BPM software boosts efficiency

When Toronto came under the threat of the severe acute respiratory syndrome virus last year, Joanne Pearson had to shut down operations at the West Park Healthcare Assessment Centre offices for six weeks. Yet she and her IT staff couldn’t stop processing medical insurance referrals and claims.

“We picked up and operated out of a hotel. We were able to quite easily adapt to this emergency situation,” says Pearson, general manager at the Assessment Centre. She credits business-process management software — Ultimus BPM Suite from Ultimus Inc. — as the source of her staff’s flexibility, mobility and efficiency. “We put our critical processes into the software, and because the system is Web-based, we were able to keep working when other people had to close their doors,” she says.

Business-process management (BPM) software tracks projects or processes through pre-defined approvals and reminds staff members who have ownership of specific stages to complete tasks. It also alerts them of potential bottlenecks.

The Assessment Centre began using Ultimus BPM Suite in the fall of 2002. This software is typical of BPM products. Whether from pure-play vendors such as Fuego Inc., Intalio Inc., Metastorm Inc., Pegasystems Inc., SeeBeyond Technology Corp., Ultimus and Vitria Technology Inc.; from application integration vendors such as BEA Systems Inc., Tibco Software Inc. and webMethods Inc.; or from big software houses such as IBM Corp., BPM products include customizable templates. With these templates, users can input multiple stages of a process and define who to alert about delays — business unit, IT staff or partner, for example — via e-mail, page or phone call.
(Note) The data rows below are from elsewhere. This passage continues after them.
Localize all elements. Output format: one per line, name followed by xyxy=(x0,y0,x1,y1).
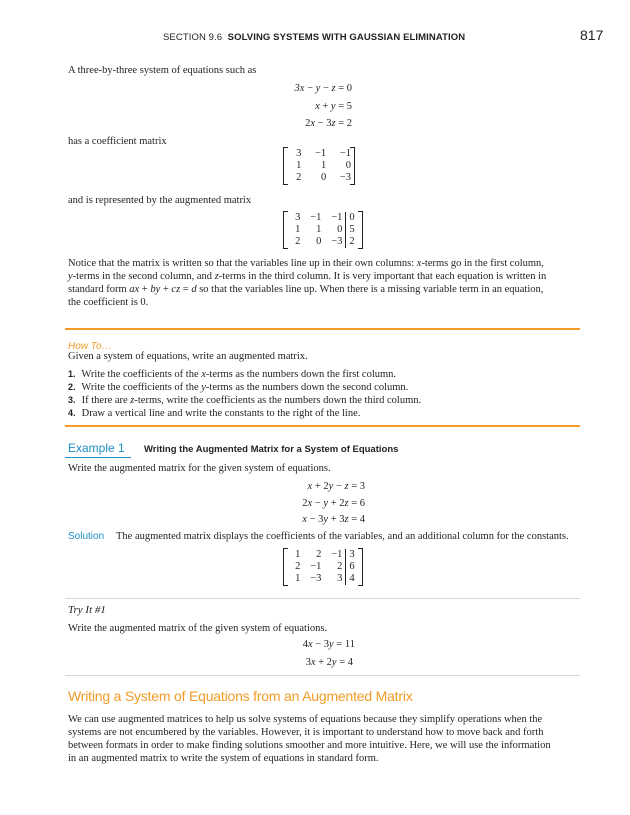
matrix-cell: 1 xyxy=(295,549,301,560)
howto-step-1: 1. Write the coefficients of the x-terms as the numbers down the first column. xyxy=(68,369,397,380)
matrix-row xyxy=(289,549,359,561)
notice-line-3: standard form ax + by + cz = d so that the variables line up. When there is a missing variable term in an equation, xyxy=(68,284,544,295)
tryit-title: Try It #1 xyxy=(68,604,106,616)
matrix-row xyxy=(289,172,351,184)
howto-intro: Given a system of equations, write an augmented matrix. xyxy=(68,351,308,362)
section-heading: Writing a System of Equations from an Augmented Matrix xyxy=(68,688,413,704)
example-underline xyxy=(65,457,131,458)
solution-label: Solution xyxy=(68,531,105,542)
matrix-cell: 6 xyxy=(346,561,359,573)
matrix-cell: 3 xyxy=(346,549,359,561)
matrix-row xyxy=(289,573,359,585)
matrix-cell: 2 xyxy=(296,172,302,183)
matrix-cell: 1 xyxy=(295,224,301,235)
intro-equation-2: x + y = 5 xyxy=(315,101,352,112)
solution-text: The augmented matrix displays the coefficients of the variables, and an additional column for the constants. xyxy=(116,531,569,542)
matrix-row xyxy=(289,236,359,248)
page-number: 817 xyxy=(580,27,604,43)
tryit-top-rule xyxy=(65,598,580,599)
matrix-cell: 2 xyxy=(337,561,343,572)
matrix-row xyxy=(289,148,351,160)
matrix-cell: −1 xyxy=(339,148,351,159)
matrix-cell: 5 xyxy=(346,224,359,236)
matrix-row xyxy=(289,224,359,236)
howto-steps xyxy=(68,368,580,420)
tryit-equation-1: 4x − 3y = 11 xyxy=(302,639,355,650)
tryit-prompt: Write the augmented matrix of the given system of equations. xyxy=(68,623,328,634)
matrix-cell: −3 xyxy=(310,573,322,584)
example-title: Writing the Augmented Matrix for a System of Equations xyxy=(144,444,399,455)
matrix-cell: 3 xyxy=(337,573,343,584)
notice-paragraph xyxy=(68,257,580,309)
section-line-3: between formats in order to make finding solutions smoother and more intuitive. Here, we will use the information xyxy=(68,740,551,751)
matrix-row xyxy=(289,160,351,172)
intro-line: A three-by-three system of equations such as xyxy=(68,65,257,76)
matrix-cell: 1 xyxy=(316,224,322,235)
matrix-cell: 1 xyxy=(295,573,301,584)
matrix-cell: 2 xyxy=(316,549,322,560)
matrix-cell: 4 xyxy=(346,573,359,585)
matrix-cell: 2 xyxy=(295,236,301,247)
matrix-row xyxy=(289,212,359,224)
matrix-cell: 2 xyxy=(295,561,301,572)
matrix-cell: 0 xyxy=(316,236,322,247)
matrix-cell: −1 xyxy=(315,148,327,159)
notice-line-1: Notice that the matrix is written so that the variables line up in their own columns: x-terms go in the first column, xyxy=(68,258,544,269)
howto-step-4: 4. Draw a vertical line and write the constants to the right of the line. xyxy=(68,408,361,419)
matrix-cell: 1 xyxy=(296,160,302,171)
matrix-cell: −1 xyxy=(331,549,343,560)
matrix-cell: 0 xyxy=(346,212,359,224)
intro-equation-1: 3x − y − z = 0 xyxy=(294,83,352,94)
howto-bottom-rule xyxy=(65,425,580,427)
matrix-cell: −1 xyxy=(310,561,322,572)
matrix-cell: 0 xyxy=(337,224,343,235)
matrix-cell: 0 xyxy=(345,160,351,171)
matrix-cell: −3 xyxy=(339,172,351,183)
section-line-4: in an augmented matrix to write the system of equations in standard form. xyxy=(68,753,379,764)
matrix-cell: 1 xyxy=(320,160,327,171)
aug-label: and is represented by the augmented matrix xyxy=(68,195,252,206)
matrix-cell: 3 xyxy=(295,212,301,223)
matrix-cell: −1 xyxy=(331,212,343,223)
example-label: Example 1 xyxy=(68,441,125,455)
matrix-row xyxy=(289,561,359,573)
augmented-matrix xyxy=(283,211,363,249)
section-label xyxy=(163,31,465,44)
coef-label: has a coefficient matrix xyxy=(68,136,167,147)
howto-top-rule xyxy=(65,328,580,330)
tryit-equation-2: 3x + 2y = 4 xyxy=(305,657,353,668)
section-title: SOLVING SYSTEMS WITH GAUSSIAN ELIMINATION xyxy=(227,32,466,43)
matrix-cell: 3 xyxy=(296,148,302,159)
howto-step-2: 2. Write the coefficients of the y-terms as the numbers down the second column. xyxy=(68,382,409,393)
coefficient-matrix xyxy=(283,147,355,185)
example-prompt: Write the augmented matrix for the given system of equations. xyxy=(68,463,331,474)
tryit-bottom-rule xyxy=(65,675,580,676)
matrix-cell: 0 xyxy=(320,172,327,183)
section-line-1: We can use augmented matrices to help us solve systems of equations because they simplify operations when the xyxy=(68,714,543,725)
section-paragraph xyxy=(68,713,580,765)
example-equation-1: x + 2y − z = 3 xyxy=(307,481,365,492)
matrix-cell: −3 xyxy=(331,236,343,247)
matrix-cell: 2 xyxy=(346,236,359,248)
howto-title: How To… xyxy=(68,341,112,352)
section-line-2: systems are not encumbered by the variables. However, it is important to understand how to move back and forth xyxy=(68,727,544,738)
howto-step-3: 3. If there are z-terms, write the coefficients as the numbers down the third column. xyxy=(68,395,422,406)
notice-line-4: the coefficient is 0. xyxy=(68,297,149,308)
intro-equation-3: 2x − 3z = 2 xyxy=(305,118,352,129)
section-number: SECTION 9.6 xyxy=(163,32,223,43)
example-equation-3: x − 3y + 3z = 4 xyxy=(302,514,365,525)
example-matrix xyxy=(283,548,363,586)
matrix-cell: −1 xyxy=(310,212,322,223)
notice-line-2: y-terms in the second column, and z-terms in the third column. It is very important that each equation is written in xyxy=(68,271,547,282)
page-header xyxy=(0,27,630,45)
example-equation-2: 2x − y + 2z = 6 xyxy=(302,498,365,509)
“These tools let users capture information on how processes are really running,” says Sharyn Leaver, a senior analyst at Forrester Research Inc. “If you build a process in BPM software, you can more easily identify bottlenecks and streamline steps.”

The BPM software let Pearson automate 35 processes and cut referral and claim turnaround time from 11 days to three. Without BPM software, a claim could land in a stack of papers and wait to get moved to the next stage (another person’s desk), all while phones constantly ring as managers, customers and business partners call to check on claim status. The improved efficiencies represent about US$75,000 per year to her organization, plus another $150,000 annually on staff she otherwise would have had to hire.

Others look to the software to help them document complex processes, eliminate paper trails and deliver more-targeted services to business partners and customers. Still others find that BPM software lets them show their work to management.